Just Say Yes To Medical Pot
June 14, 2005
EDITORIAL, San Francisco Chronicle
THE BUSH administration's ongoing crusade against medical marijuana has been a misguided waste of government resources. In the wake of the U.S. Supreme Court's ruling that the federal government has the power to prosecute patients who legally light up in a number of states, Congress has a chance to show its leadership and legalize medical pot for patients with debilitating illnesses without fear of going to jail.
That test will come today, when members of Congress are scheduled to vote on an amendment that would prevent the Department of Justice from spending money to prosecute medical-marijuana patients in states where such use has been declared legal. The bipartisan Hinchey-Rohrabacher amendment is a good- faith effort to bridge the sizable gap between states' rights and federal authority on certain medical issues.
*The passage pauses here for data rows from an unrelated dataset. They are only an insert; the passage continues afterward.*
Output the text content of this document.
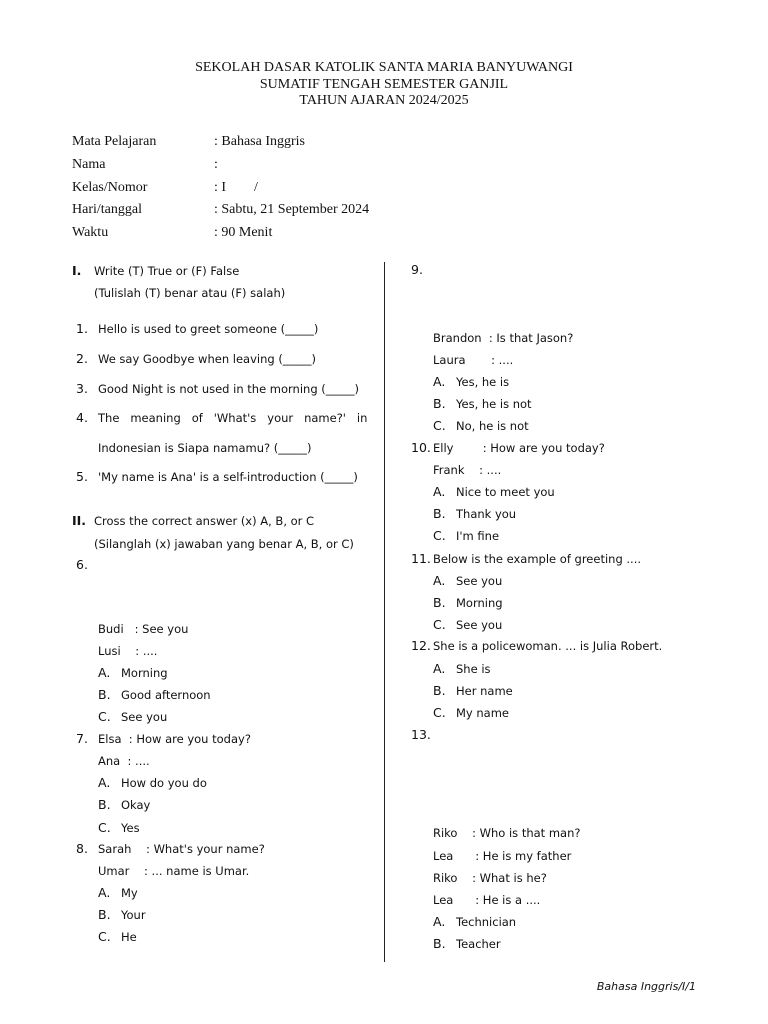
SEKOLAH DASAR KATOLIK SANTA MARIA BANYUWANGI
SUMATIF TENGAH SEMESTER GANJIL
TAHUN AJARAN 2024/2025
Mata Pelajaran	: Bahasa Inggris
Nama	:
Kelas/Nomor	: I        /
Hari/tanggal	: Sabtu, 21 September 2024
Waktu	: 90 Menit
I. Write (T) True or (F) False
(Tulislah (T) benar atau (F) salah)
1. Hello is used to greet someone (_____)
2. We say Goodbye when leaving (_____)
3. Good Night is not used in the morning (_____)
4. The   meaning   of   'What's   your   name?'   in
Indonesian is Siapa namamu? (_____)
5. 'My name is Ana' is a self-introduction (_____)
II. Cross the correct answer (x) A, B, or C
(Silanglah (x) jawaban yang benar A, B, or C)
6.
Budi   : See you
Lusi    : ....
A. Morning
B. Good afternoon
C. See you
7. Elsa  : How are you today?
Ana  : ....
A. How do you do
B. Okay
C. Yes
8. Sarah    : What's your name?
Umar    : ... name is Umar.
A. My
B. Your
C. He
9.
Brandon  : Is that Jason?
Laura       : ....
A. Yes, he is
B. Yes, he is not
C. No, he is not
10. Elly        : How are you today?
Frank    : ....
A. Nice to meet you
B. Thank you
C. I'm fine
11. Below is the example of greeting ....
A. See you
B. Morning
C. See you
12. She is a policewoman. ... is Julia Robert.
A. She is
B. Her name
C. My name
13.
Riko    : Who is that man?
Lea      : He is my father
Riko    : What is he?
Lea      : He is a ....
A. Technician
B. Teacher
Bahasa Inggris/I/1
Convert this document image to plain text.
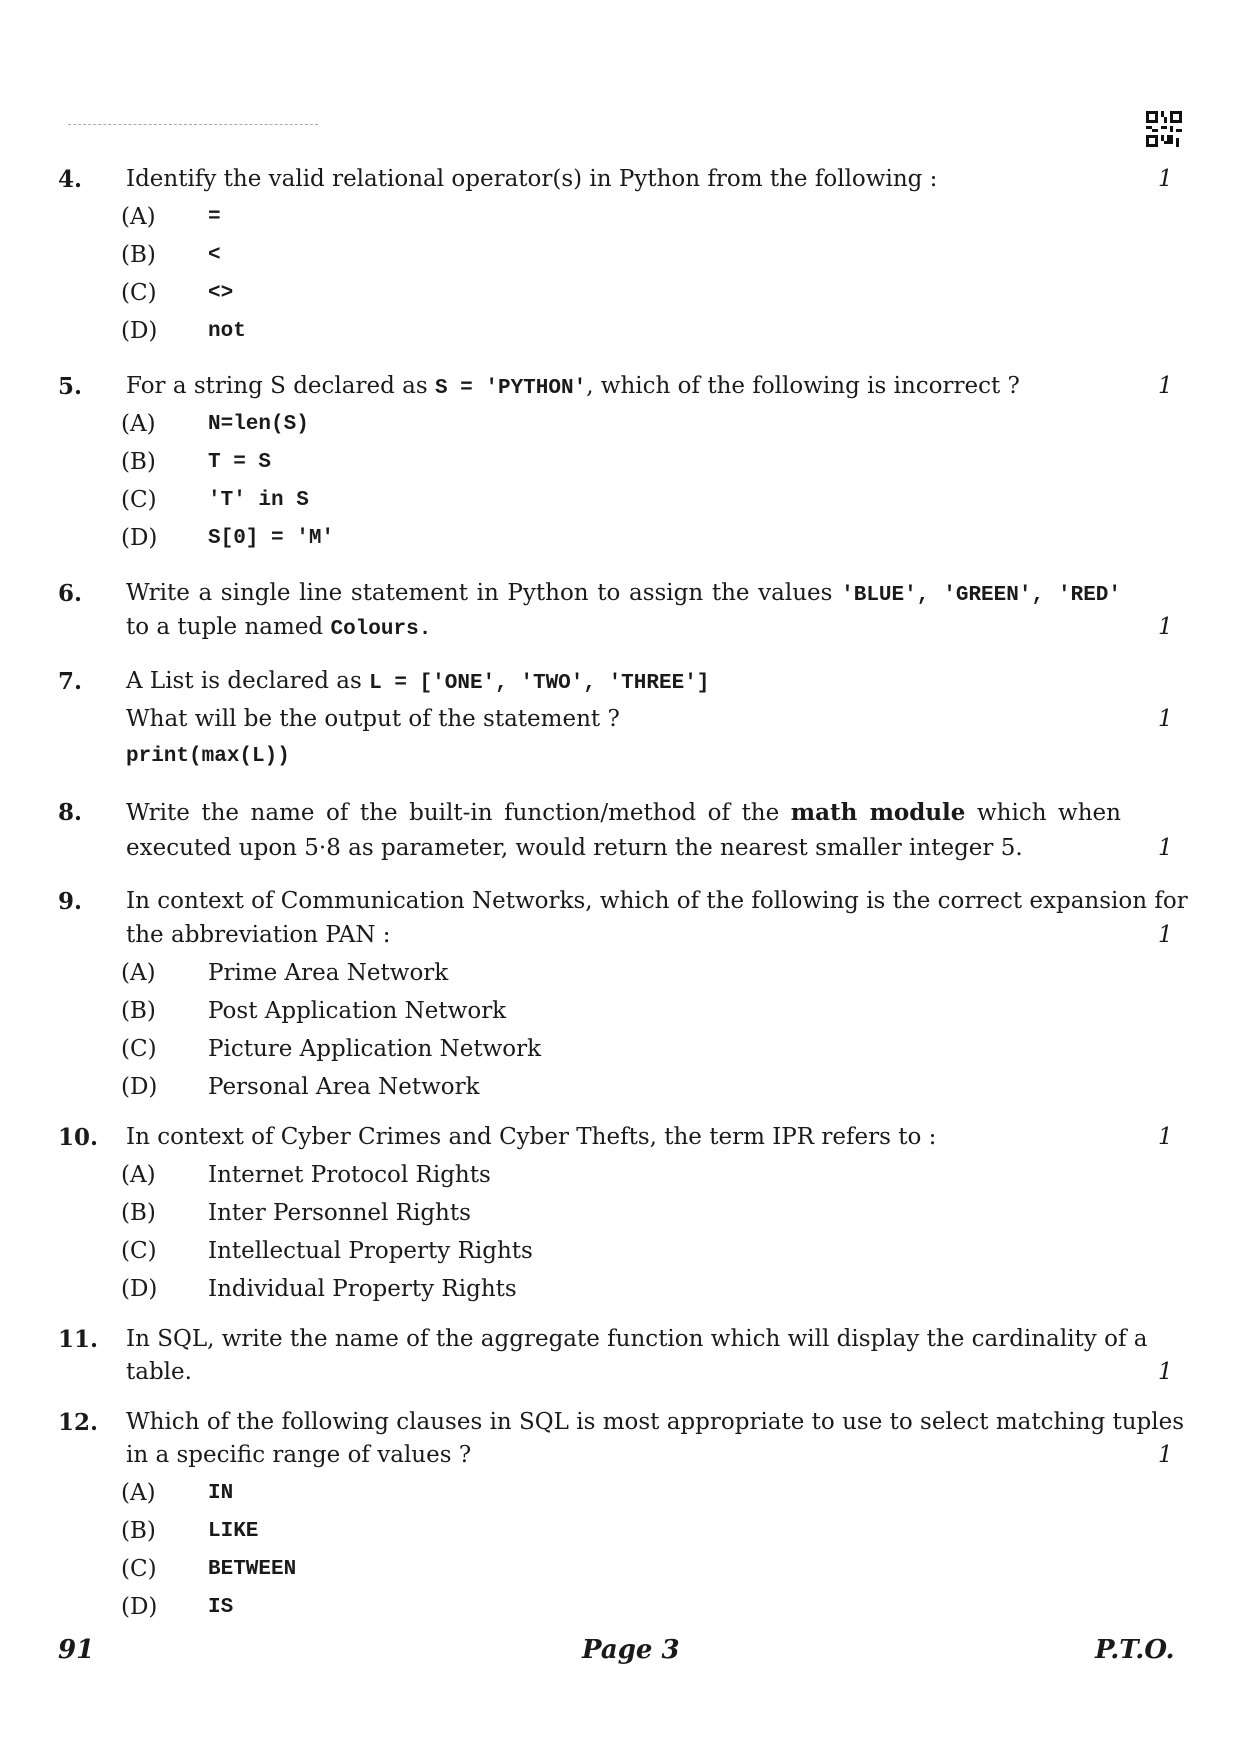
4. Identify the valid relational operator(s) in Python from the following :	1
(A) =
(B) <
(C) <>
(D) not
5. For a string S declared as S = 'PYTHON', which of the following is incorrect ?	1
(A) N=len(S)
(B) T = S
(C) 'T' in S
(D) S[0] = 'M'
6. Write a single line statement in Python to assign the values 'BLUE', 'GREEN', 'RED'
to a tuple named Colours.	1
7. A List is declared as L = ['ONE', 'TWO', 'THREE']
What will be the output of the statement ?	1
print(max(L))
8. Write the name of the built-in function/method of the math module which when
executed upon 5·8 as parameter, would return the nearest smaller integer 5.	1
9. In context of Communication Networks, which of the following is the correct expansion for
the abbreviation PAN :	1
(A) Prime Area Network
(B) Post Application Network
(C) Picture Application Network
(D) Personal Area Network
10. In context of Cyber Crimes and Cyber Thefts, the term IPR refers to :	1
(A) Internet Protocol Rights
(B) Inter Personnel Rights
(C) Intellectual Property Rights
(D) Individual Property Rights
11. In SQL, write the name of the aggregate function which will display the cardinality of a
table.	1
12. Which of the following clauses in SQL is most appropriate to use to select matching tuples
in a specific range of values ?	1
(A) IN
(B) LIKE
(C) BETWEEN
(D) IS
91	Page 3	P.T.O.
If Congress fails to support such a commonsense approach, as it has in the previous two years, it will have abdicated the responsibility placed on it by Supreme Court justices in their decision this month. In its majority opinion, Justice John Paul Stevens wrote that 'the voices of voters allied with these (medical marijuana) respondents may one day be heard in the halls of Congress.'
That day is here, with 10 states clearly expressing a choice to regulate medical-pot laws differently, based on the will of their voters.
Suggesting that Congress should allow states to follow their own rules and regulations on medical issues is hardly a radical suggestion. The Supreme Court decision did not overturn existing state laws that permit medical use of marijuana, but rather upheld the federal government's power to regulate activities that could affect interstate commerce. The Hinchey-Rohrabacher amendment is a timely, sensible and humane solution to a problem affecting seriously ill people complying with the law.